I assured her that we could still have hot dogs roasted over a flame, but we would need to pick up some propane for our camping stove. I also told her that sitting out by a lantern was just as wonderful as a campfire.

She said the mosquitoes would eat us alive. I assured her it wasn’t mosquito season, that we didn’t even need insect repellent.

She looked dubious for a moment, clearly doubting my mosquito-season claims, and then an idea hit her.

She looked at me slyly and said, “We can just light the fire and say we didn’t hear about the ban.”

I told her we couldn’t do that, because the park ranger comes by every two hours with the job to, specifically, keep people from lighting fires.

So we went to Walmart to get some propane.

They were sold out. Following my guidance, Margaret refrained from buying insect repellent.

We looked at nearby stores for more propane.

All sold out.

Finally, we went to a sporting goods store at Capital Mall in Olympia where I found a small selection of propane.

It was a brand I was not familiar with, so I grabbed the smallest one to ensure it would fit our camping stove. The medium-sized ones looked too fat to fit on the stove’s intake apparatus.

At long last, we arrived at the campsite. We set up our tent and our canopy, arranging our food on the picnic table. I set out the stove on top of the campfire grate and we were all set to enjoy a great time.
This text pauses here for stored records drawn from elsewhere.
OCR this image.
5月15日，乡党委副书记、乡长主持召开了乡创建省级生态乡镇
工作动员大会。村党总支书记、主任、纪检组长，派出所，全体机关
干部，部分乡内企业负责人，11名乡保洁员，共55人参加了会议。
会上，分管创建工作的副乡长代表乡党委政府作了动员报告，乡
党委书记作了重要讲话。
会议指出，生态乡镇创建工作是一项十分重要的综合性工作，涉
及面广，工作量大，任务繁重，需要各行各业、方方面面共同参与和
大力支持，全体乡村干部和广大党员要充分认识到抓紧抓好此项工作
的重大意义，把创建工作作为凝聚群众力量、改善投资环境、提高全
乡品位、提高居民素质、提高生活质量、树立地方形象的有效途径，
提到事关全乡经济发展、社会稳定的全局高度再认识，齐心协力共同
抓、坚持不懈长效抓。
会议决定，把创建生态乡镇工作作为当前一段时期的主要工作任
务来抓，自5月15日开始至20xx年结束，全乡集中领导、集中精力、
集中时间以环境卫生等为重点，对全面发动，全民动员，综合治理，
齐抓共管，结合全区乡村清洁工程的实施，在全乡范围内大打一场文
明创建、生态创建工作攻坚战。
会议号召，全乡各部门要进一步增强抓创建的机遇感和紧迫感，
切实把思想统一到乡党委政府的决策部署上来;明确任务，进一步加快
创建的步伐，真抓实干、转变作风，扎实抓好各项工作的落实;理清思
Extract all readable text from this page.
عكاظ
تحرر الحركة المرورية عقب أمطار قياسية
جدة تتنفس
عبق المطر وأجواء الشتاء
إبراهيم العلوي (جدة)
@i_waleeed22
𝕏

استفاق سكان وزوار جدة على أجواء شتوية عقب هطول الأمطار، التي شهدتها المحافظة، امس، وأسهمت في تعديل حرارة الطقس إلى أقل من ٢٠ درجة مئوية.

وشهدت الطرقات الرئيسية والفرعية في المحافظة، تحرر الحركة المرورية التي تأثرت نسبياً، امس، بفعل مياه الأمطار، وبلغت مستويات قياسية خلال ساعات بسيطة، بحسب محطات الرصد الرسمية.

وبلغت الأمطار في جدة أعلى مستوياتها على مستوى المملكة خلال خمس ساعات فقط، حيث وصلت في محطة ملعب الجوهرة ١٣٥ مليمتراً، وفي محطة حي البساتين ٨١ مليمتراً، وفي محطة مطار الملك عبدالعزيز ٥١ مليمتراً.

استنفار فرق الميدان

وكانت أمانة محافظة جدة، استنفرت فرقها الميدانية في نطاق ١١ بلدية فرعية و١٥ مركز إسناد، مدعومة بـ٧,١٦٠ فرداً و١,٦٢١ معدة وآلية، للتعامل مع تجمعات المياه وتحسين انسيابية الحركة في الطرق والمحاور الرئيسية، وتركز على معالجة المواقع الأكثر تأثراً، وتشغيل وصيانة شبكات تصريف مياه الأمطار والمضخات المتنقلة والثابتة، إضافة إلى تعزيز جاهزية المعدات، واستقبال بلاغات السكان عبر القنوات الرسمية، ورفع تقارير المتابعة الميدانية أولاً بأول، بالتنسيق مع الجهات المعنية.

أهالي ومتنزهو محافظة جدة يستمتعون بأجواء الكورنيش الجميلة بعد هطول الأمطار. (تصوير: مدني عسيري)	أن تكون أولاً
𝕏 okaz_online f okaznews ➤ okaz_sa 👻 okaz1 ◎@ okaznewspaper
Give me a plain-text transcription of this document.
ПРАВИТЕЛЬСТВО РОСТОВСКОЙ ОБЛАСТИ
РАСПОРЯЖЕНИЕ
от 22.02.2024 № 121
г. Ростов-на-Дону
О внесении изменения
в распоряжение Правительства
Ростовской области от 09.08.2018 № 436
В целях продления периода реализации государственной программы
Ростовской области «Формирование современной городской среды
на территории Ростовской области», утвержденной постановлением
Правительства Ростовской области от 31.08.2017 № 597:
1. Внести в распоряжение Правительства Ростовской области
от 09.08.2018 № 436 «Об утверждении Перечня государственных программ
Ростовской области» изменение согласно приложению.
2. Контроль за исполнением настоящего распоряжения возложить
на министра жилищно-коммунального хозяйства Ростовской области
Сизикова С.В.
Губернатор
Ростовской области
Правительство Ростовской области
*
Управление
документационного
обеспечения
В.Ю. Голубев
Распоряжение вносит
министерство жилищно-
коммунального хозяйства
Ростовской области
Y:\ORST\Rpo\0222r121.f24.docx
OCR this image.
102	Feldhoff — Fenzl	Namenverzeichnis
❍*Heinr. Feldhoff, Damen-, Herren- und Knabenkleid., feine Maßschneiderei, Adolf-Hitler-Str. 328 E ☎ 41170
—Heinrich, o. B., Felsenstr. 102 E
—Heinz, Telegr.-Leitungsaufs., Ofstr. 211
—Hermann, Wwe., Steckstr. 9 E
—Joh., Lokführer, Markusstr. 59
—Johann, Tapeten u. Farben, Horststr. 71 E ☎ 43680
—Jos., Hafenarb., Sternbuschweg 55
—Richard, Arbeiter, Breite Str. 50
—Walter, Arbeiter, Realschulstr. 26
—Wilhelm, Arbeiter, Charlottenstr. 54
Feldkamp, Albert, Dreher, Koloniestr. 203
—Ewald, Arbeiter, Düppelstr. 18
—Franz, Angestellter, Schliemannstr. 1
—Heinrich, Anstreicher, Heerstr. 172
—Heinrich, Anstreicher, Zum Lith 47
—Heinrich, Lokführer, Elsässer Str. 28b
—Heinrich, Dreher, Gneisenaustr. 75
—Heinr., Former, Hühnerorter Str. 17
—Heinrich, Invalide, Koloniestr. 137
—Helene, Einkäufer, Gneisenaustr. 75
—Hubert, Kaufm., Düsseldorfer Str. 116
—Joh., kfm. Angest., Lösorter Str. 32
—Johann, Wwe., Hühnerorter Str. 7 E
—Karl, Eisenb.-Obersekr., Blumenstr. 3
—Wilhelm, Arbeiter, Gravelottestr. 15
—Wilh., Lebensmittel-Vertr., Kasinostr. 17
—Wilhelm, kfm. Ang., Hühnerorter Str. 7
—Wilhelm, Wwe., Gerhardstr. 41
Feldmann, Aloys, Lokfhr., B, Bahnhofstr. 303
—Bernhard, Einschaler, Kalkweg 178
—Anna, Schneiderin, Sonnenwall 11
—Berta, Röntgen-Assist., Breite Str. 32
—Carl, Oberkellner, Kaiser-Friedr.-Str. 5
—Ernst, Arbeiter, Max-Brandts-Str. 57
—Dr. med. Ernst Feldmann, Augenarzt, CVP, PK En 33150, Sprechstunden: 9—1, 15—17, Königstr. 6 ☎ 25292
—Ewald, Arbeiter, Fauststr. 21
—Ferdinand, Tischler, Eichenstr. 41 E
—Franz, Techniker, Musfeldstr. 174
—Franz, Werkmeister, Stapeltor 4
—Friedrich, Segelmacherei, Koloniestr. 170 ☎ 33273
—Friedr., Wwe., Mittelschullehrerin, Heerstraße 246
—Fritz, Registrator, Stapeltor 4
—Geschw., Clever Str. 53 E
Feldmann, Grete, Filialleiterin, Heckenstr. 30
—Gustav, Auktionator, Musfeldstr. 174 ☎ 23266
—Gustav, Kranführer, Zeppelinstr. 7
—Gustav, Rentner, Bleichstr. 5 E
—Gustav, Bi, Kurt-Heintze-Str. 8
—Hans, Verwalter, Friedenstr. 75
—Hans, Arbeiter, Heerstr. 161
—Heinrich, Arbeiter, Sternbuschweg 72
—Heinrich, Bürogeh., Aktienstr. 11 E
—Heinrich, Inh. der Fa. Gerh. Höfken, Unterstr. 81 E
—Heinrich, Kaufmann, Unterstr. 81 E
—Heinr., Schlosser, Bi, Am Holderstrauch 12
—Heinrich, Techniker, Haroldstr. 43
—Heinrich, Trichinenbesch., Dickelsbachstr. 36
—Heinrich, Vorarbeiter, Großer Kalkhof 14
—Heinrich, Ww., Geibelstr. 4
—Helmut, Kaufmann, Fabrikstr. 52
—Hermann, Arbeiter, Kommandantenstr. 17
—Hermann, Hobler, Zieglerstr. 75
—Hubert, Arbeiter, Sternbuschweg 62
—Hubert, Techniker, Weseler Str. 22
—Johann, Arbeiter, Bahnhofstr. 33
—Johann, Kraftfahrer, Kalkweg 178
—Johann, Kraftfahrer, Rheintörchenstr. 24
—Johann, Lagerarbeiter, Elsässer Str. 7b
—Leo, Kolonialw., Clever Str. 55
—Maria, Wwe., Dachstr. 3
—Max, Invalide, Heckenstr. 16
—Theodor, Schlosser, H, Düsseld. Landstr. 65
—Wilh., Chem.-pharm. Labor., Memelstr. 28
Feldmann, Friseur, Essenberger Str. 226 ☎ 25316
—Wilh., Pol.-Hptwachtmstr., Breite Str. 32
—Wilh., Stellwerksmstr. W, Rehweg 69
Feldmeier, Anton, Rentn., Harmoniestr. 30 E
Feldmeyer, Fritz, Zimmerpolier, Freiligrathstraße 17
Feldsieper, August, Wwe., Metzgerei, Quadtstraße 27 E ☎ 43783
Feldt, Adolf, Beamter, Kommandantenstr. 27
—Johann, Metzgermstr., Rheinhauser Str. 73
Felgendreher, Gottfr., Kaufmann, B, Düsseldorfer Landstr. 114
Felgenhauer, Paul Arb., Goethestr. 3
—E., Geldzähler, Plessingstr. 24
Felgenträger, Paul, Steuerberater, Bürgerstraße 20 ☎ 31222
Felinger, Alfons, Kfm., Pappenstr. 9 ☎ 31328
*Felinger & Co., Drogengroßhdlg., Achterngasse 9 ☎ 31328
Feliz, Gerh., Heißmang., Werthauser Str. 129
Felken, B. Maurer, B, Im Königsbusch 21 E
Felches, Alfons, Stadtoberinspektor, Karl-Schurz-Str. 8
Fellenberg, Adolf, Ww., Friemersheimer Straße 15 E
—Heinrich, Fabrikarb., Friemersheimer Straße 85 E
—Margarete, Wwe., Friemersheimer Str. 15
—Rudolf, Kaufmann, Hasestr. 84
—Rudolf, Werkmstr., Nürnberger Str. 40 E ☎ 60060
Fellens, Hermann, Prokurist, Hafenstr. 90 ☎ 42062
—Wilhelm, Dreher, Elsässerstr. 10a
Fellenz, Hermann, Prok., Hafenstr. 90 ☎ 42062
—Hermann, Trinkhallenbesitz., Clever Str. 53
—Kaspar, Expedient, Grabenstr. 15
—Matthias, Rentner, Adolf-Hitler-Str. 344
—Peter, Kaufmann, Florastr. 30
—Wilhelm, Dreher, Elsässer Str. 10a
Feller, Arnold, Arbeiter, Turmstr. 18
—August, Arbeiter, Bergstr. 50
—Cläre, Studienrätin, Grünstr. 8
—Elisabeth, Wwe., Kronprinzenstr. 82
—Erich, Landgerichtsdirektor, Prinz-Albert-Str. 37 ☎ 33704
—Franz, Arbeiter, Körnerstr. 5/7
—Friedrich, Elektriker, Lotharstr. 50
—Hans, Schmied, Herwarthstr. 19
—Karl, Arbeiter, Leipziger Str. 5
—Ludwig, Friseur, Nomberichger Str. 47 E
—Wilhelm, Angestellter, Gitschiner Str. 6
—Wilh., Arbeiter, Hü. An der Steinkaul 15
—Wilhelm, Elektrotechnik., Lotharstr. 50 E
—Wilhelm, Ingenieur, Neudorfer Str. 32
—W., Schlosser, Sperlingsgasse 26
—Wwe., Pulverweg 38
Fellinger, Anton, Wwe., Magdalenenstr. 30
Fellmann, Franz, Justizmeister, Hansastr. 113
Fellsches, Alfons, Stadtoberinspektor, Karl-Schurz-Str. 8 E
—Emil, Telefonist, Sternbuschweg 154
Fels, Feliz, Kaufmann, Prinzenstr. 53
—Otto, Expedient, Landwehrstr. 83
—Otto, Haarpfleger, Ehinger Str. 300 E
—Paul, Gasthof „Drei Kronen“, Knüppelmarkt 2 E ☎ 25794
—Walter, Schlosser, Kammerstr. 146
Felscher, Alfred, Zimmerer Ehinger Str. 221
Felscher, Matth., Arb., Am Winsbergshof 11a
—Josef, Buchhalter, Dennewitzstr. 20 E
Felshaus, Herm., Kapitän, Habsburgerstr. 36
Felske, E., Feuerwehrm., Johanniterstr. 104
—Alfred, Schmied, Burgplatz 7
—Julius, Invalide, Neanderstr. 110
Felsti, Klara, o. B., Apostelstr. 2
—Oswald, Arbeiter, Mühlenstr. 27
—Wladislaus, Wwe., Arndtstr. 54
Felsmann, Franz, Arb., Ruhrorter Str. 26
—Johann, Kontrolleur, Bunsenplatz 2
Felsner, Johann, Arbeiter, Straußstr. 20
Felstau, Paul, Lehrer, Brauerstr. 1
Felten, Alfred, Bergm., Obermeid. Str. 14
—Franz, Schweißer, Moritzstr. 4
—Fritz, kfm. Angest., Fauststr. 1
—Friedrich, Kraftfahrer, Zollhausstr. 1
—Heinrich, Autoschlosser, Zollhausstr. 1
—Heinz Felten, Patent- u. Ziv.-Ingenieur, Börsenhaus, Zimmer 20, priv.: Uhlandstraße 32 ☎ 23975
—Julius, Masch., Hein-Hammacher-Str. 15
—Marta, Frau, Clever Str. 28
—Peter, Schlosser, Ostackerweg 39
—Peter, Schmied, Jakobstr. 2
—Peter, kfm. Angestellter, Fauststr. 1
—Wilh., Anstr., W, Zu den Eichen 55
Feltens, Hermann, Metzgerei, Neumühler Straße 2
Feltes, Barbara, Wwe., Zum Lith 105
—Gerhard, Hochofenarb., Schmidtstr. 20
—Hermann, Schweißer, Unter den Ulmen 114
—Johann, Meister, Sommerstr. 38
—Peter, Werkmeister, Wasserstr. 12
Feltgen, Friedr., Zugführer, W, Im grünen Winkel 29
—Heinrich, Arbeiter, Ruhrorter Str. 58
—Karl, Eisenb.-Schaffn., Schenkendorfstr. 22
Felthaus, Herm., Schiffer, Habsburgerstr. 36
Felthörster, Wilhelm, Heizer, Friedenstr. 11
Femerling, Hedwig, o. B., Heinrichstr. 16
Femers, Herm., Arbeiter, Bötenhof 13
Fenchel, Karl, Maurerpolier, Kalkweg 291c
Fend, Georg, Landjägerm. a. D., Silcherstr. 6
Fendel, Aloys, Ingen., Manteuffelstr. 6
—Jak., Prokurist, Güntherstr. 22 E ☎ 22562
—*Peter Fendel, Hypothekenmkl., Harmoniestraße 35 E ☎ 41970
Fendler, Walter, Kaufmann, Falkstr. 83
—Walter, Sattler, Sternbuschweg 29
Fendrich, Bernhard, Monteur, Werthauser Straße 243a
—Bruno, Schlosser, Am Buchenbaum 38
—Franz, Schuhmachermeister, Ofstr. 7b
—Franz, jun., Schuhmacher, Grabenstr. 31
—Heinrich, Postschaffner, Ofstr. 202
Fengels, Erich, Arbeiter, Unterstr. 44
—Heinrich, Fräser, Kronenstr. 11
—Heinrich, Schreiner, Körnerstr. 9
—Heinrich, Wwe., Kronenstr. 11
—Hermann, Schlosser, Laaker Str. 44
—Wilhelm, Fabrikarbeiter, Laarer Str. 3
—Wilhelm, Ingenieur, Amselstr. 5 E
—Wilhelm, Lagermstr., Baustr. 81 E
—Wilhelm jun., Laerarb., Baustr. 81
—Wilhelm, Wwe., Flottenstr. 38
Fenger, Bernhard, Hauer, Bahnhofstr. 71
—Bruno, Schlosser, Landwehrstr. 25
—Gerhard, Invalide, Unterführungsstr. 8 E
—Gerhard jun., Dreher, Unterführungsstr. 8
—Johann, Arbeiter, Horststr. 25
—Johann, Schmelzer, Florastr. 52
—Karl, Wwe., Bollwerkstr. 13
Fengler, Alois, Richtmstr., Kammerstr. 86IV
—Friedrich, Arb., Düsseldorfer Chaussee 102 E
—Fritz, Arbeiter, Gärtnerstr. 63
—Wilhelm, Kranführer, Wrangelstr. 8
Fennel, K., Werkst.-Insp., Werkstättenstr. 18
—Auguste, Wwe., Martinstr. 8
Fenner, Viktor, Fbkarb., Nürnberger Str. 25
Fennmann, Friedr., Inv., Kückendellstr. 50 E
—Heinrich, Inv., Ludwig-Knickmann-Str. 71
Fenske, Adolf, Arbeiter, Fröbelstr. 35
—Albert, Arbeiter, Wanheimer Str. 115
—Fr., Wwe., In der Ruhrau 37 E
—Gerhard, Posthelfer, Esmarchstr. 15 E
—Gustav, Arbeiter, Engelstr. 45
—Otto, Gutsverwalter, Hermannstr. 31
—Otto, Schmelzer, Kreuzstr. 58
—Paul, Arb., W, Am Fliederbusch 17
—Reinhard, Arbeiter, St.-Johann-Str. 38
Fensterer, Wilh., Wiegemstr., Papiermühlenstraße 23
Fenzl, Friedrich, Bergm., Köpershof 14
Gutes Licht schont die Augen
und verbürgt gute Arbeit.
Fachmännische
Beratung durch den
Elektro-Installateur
Margaret went for a walk, saying that she would start dinner when she got back.

Wanting to help, I decided to get the food going while she was gone.

The propane didn’t fit.

It was too small.

When Margaret got back, I tentatively told her the news.

I don’t know what I was expecting, but if her reaction to the news of no fires was any indication, I was prepared for the worst. I wanted so desperately for her to have a good time, and didn’t want my mistakes to cause her distress.

Upon hearing the news, she exhibited the kind of grace and decorum that made me fall in love with her.

“I guess we’ll have peanut butter and jelly,” she said, refusing to make me feel worse at my blunder than I already did.

Don’t worry, we got propane the next day.

When dark fell, and we were huddled around the lantern, being eaten by mosquitoes, we looked around at the other campsites.

Campfires everywhere.

By then, we were committed to our plight, and like any self-respecting American, we took the high road. Or, maybe, the “greater than thou” road.

“I can’t believe they are lighting campfires in a burn ban,” Margaret said. “Don’t they know how dangerous that is?”

I smiled and swatted a mosquito.

It seemed that all was forgiven.

That was before she got 30 mosquito bites.